Maybe 80 to 90% of people prefer the new way, but it is absolutely infuriating to me and I don't think the old system was difficult to understand at all.

@TechConnectify Yeah I get it but like it sounds like (at least with your anecdote) that it's now way harder for those who do want that granularity.

Maybe there's a security update or something involved but it's annoying that you can't just say "simple vs complex scheduling" and regain those features.

@TechConnectify @DasGanon For me, the 2-hr hold is useful for when it’s just a little cold / hot. My house is well insulated, though, and can maintain the inside temperature fairly easily.

Coupled with the lack of true winter, I think it is useful the way it’s designed, but will admit it is opaque.

@jdechko @TechConnectify and that makes sense. I will turn on hold if I'm working from home for example.

But like part of the "it's not really winter so I don't want to kick the furnace on" is really the time we should be using a heat pump and not having to worry about the thermostat in the first place

@jdechko @DasGanon I can't help myself from pointing out, though, that if your home is well-insulated, then it's not like it's going to run much after that two-hour duration once it's attained the setpoint you asked. I think just letting it resume the program at the next change is fine, plus - you could also just set it back down later.

Deciding a "default" behavior - or picking which one every time you do an override - feels like, well, too many options to me.
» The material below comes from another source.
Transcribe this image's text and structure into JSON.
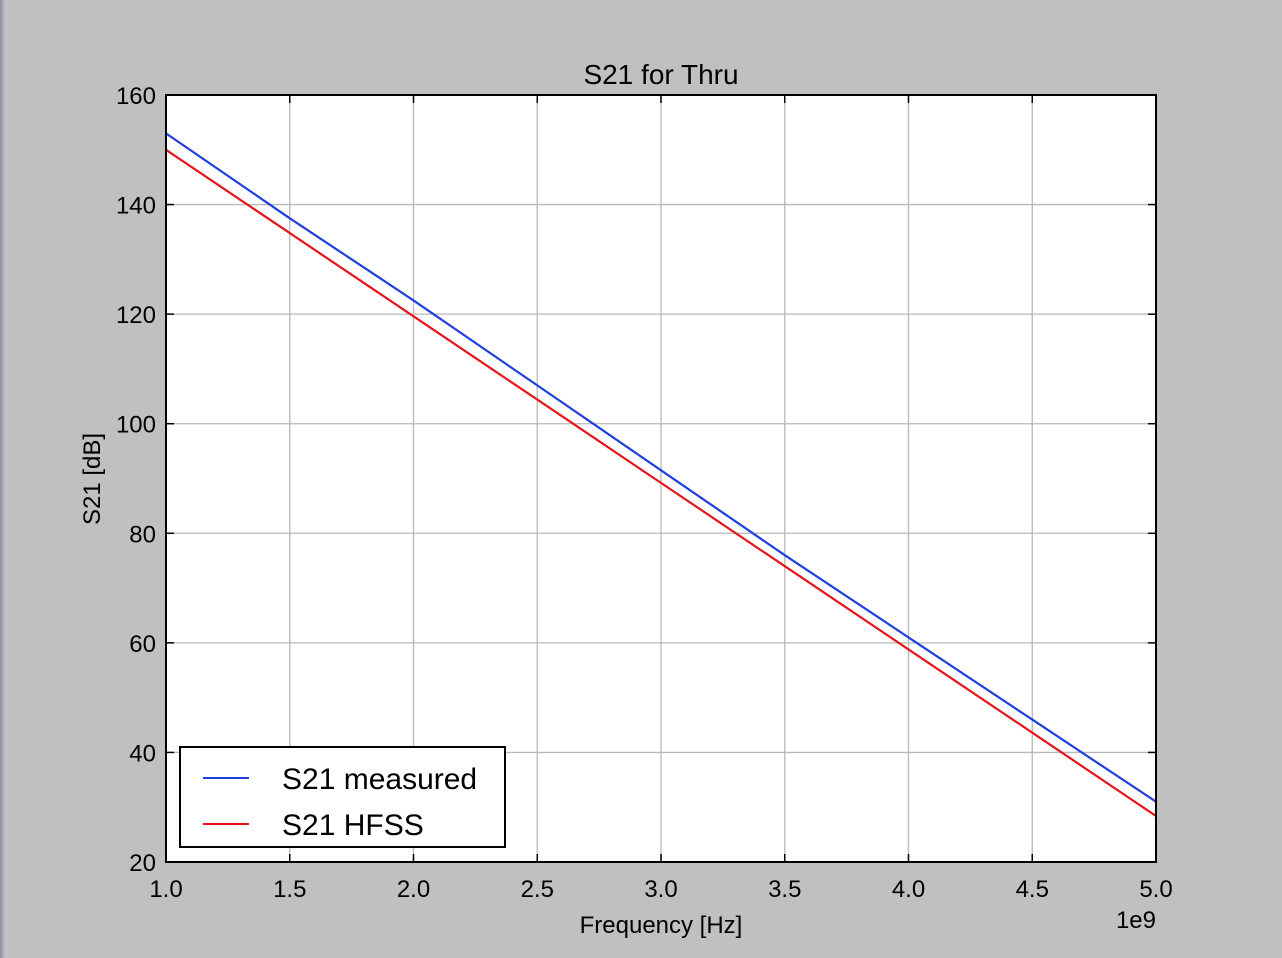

@TechConnectify That’s an excellent point that I was thinking about when reading @DasGanon ‘s reply.

At this point, it’s probably been more about continuing to do things the way I’ve been used to it without considering why.

In reality, I should review the schedule and confirm that what I set up ~3 years ago is still something that works.

@TechConnectify @jdechko @DasGanon Isn’t having a sensible* default but providing options for those that want something different a pretty good way to satisfy a broad audience of users?

*I acknowledge that “sensible” is doing a lot of work there.

@admanC @TechConnectify @jdechko while I would normally agree that this is "keyboard heating" behavior, this 1. Was the original default and 2. Wasn't that unreasonable a setup until this new version, according to Alec.

xkcd.com/1172/

xkcdWorkflow

@admanC @jdechko @DasGanon Yes, but honestly my big concern here is that ecobee conflates overrides with holding.

I agree there should be an option for what you want it to do when you make an override to the program. But there also needs to be an option to **turn the program off** and make it be dumb.

That is technically accomplished with how ecobee has things arranged, but it is very confusing.

@TechConnectify @DasGanon after reading a lot of the discussion I have a theory on this: someone at Ecobee noticed many users didn't understand why they'd change the set point and then the program would "randomly" resume and didn't understand what Hold meant, so they came up with a way to make the behavior "more clear". And slightly missed the mark while also making the UI incredibly cumbersome...this is a why theory not suggesting it's good.